Suele suceder con los ídolos populares que, a medida que pasa el tiempo, los jóvenes admiradores suelen “modernizarlos” hasta adaptarlos a los gustos o las necesidades de cada época. Por eso, Carlitos cada día canta mejor. Con el Comandante sucede que se le atribuyen objetivos que nunca figuraron en sus notas de vida, por ejemplo la adhesión a la democracia liberal capitalista. El Che quería abolir al capitalismo, razón de ser de la explotación del hombre por el hombre, y creía que la dictadura del proletariado era un método adecuado de gobierno, pero nunca disimuló esos propósitos ni mintió sobre lo que buscaba. Tuvo esa honradez profunda que ahora se conoce como ética para honrar la palabra dada, para sacrificar la vida por las creencias que los inspiraban.

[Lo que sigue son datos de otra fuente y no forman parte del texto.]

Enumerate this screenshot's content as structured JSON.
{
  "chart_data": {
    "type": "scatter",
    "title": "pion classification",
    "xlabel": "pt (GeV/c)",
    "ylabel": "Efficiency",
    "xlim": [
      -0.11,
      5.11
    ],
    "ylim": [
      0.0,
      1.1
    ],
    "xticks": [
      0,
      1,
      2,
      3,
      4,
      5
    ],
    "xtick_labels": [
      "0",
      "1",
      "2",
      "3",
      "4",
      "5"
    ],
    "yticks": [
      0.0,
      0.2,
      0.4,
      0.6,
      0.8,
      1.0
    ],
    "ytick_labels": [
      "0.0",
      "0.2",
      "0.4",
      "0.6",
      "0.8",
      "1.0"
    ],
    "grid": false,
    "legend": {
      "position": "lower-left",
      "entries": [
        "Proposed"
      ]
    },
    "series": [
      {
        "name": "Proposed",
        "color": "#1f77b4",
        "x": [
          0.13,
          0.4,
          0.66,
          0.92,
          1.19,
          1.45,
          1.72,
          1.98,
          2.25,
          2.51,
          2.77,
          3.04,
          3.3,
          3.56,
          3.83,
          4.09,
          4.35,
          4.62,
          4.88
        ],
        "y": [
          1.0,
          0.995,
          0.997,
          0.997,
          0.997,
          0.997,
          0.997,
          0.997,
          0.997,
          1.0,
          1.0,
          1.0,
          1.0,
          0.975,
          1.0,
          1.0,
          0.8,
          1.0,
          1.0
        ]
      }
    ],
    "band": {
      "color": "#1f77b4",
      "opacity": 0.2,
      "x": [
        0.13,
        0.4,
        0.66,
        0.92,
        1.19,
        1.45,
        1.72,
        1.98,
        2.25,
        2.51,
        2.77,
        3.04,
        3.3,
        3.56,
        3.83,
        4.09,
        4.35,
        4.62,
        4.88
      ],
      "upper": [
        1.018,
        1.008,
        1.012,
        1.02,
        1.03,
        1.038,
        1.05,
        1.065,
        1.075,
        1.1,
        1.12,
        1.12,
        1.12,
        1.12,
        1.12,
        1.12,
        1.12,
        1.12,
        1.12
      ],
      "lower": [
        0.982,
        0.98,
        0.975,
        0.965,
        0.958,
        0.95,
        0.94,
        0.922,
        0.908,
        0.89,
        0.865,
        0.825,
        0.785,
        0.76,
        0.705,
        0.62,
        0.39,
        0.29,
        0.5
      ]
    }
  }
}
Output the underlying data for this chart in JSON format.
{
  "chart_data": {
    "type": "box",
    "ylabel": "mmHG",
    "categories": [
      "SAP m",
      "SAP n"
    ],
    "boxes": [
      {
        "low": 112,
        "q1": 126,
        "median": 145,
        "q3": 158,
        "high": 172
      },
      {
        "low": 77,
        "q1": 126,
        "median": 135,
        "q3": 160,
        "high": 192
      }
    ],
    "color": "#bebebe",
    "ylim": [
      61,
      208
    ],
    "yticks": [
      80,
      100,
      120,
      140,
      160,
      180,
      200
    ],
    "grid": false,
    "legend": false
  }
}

Esa sola actitud merece la recordación y, al mismo tiempo, es una prueba más actual que nunca de que la política puede ser una actividad legítima para hombres y mujeres nobles, aunque sea sin las armas en la mano. No fue su destreza militar la que lo hizo grande sino su amor por la justicia y su sentido de la dignidad, que mantuvo en pie hasta que llegó el tiro del final. Cuando en aquel octubre de 1967 se publicó la foto de su cuerpo exánime, con el torso desnudo, tendido sobre una plancha de piedra, parecía un truco de sus verdugos para atribuirse una victoria que nunca lograrían. Esa primera impresión fue una premonición justa: el cadáver era verdadero, pero el Comandante vivirá para siempre.